I think it's a pretty apt distintion, as it solves the slippery and sticky problem of the fat: is a spell like Sleep setting or system? Of course it's part of the system, being a mechanical piece, but the fact that it exists it's also telling us something about that world's setting.
And none of the thre types of content is purely system or purely setting in an RPG, given it's holistic nature. If elves, in that setting, wear armor made of sea dragon, even if they are mechanically identical to plate armor, good luck trying to get rid of them with "Heat metal", for example.
On the same token, bones modify the setting in more subttle ways. This can be clearly seen in generic systems (that are, in the end, just a skelleton, with some optional fat), that usually include optional rules for different settings, genres ore tones (all of that part of the skin). Because, for example, how deadly the combat is has a huge impact on how the game world is.
It's interesting that geneneric systems with more fat also have more optional rules, and given that they are relatively mobile, you can guess that those rules are a bone type close to the fat.
On the other hand, in the same way that many classic generic games are just bone and fat, many narrative games are only skin and bones: a base mechanic and background, ready for the group to introduce fat together making it up in real time.
Of course this brings another problem: what are NPCs? Because, of course, they are also content. Of course their stats are fat (even if second grade, as they are not an integral part of the system), but what about the rest? How much is background? To what extent the way NPCs interact outside combat, even without explicit rules, is bone?
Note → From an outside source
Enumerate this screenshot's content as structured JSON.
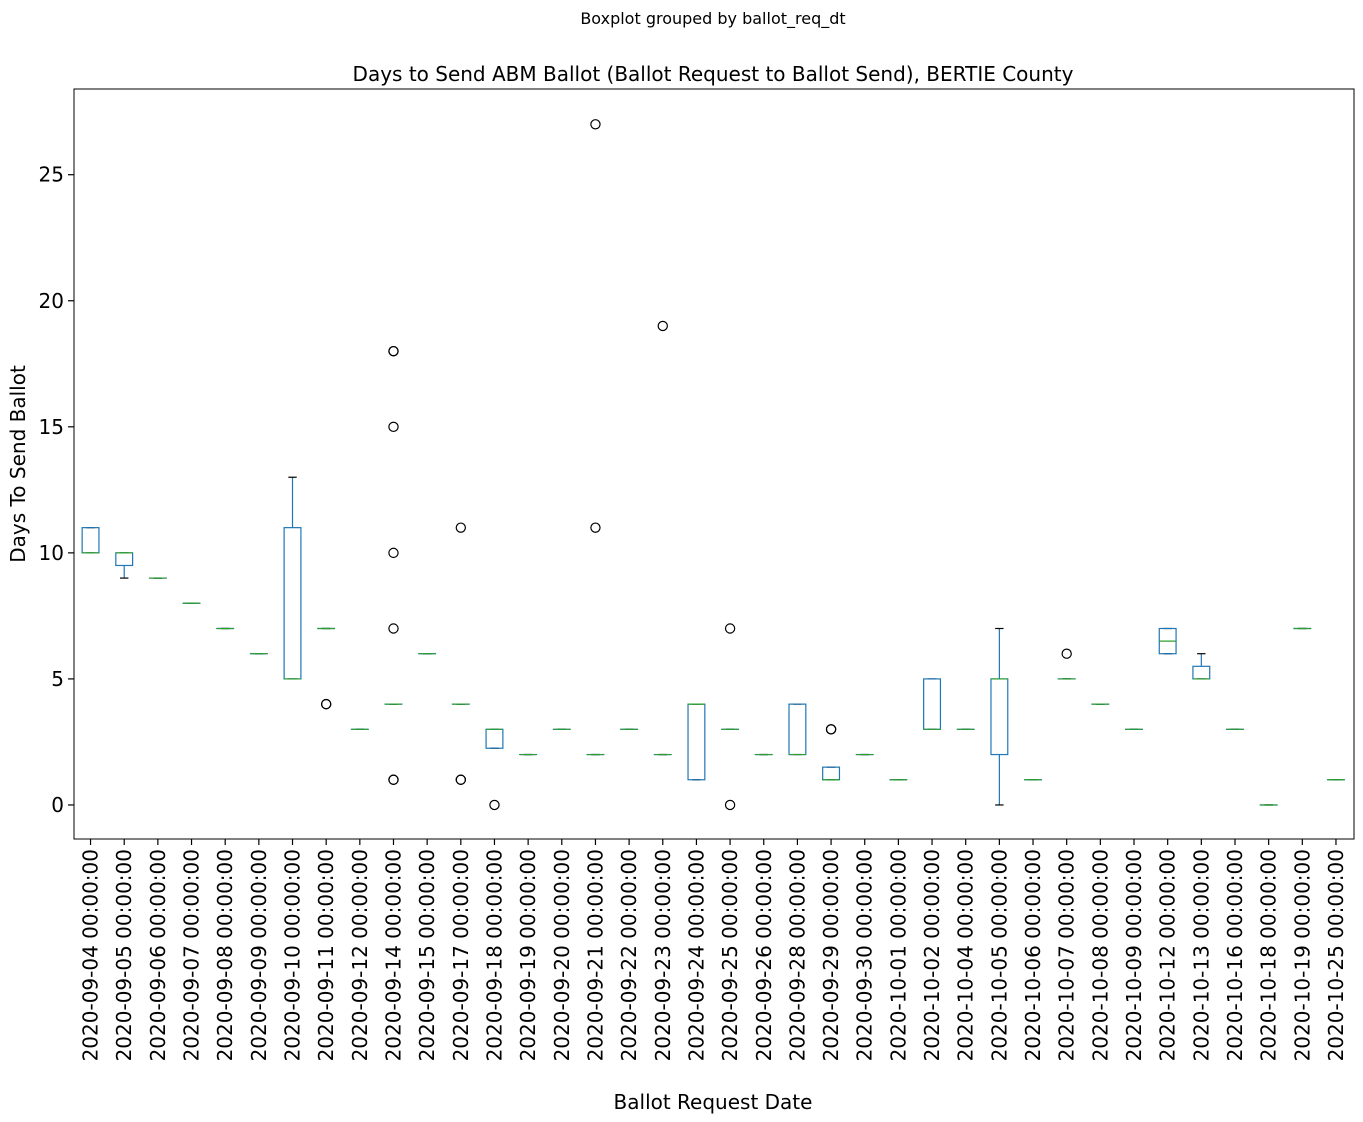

This is the kind of question that don't let me sleep at night.
But, even then, I think this is a good paradigm to comprehend what RPG material is composed of, to classify better its content and see how to enrich our own games. What do you think? Do you think the cathegories are appropriate? Do you think that fat is the best thing in the world and there is never enough? Leave some comments down below and thanks for reading me. Valmar Cerenor!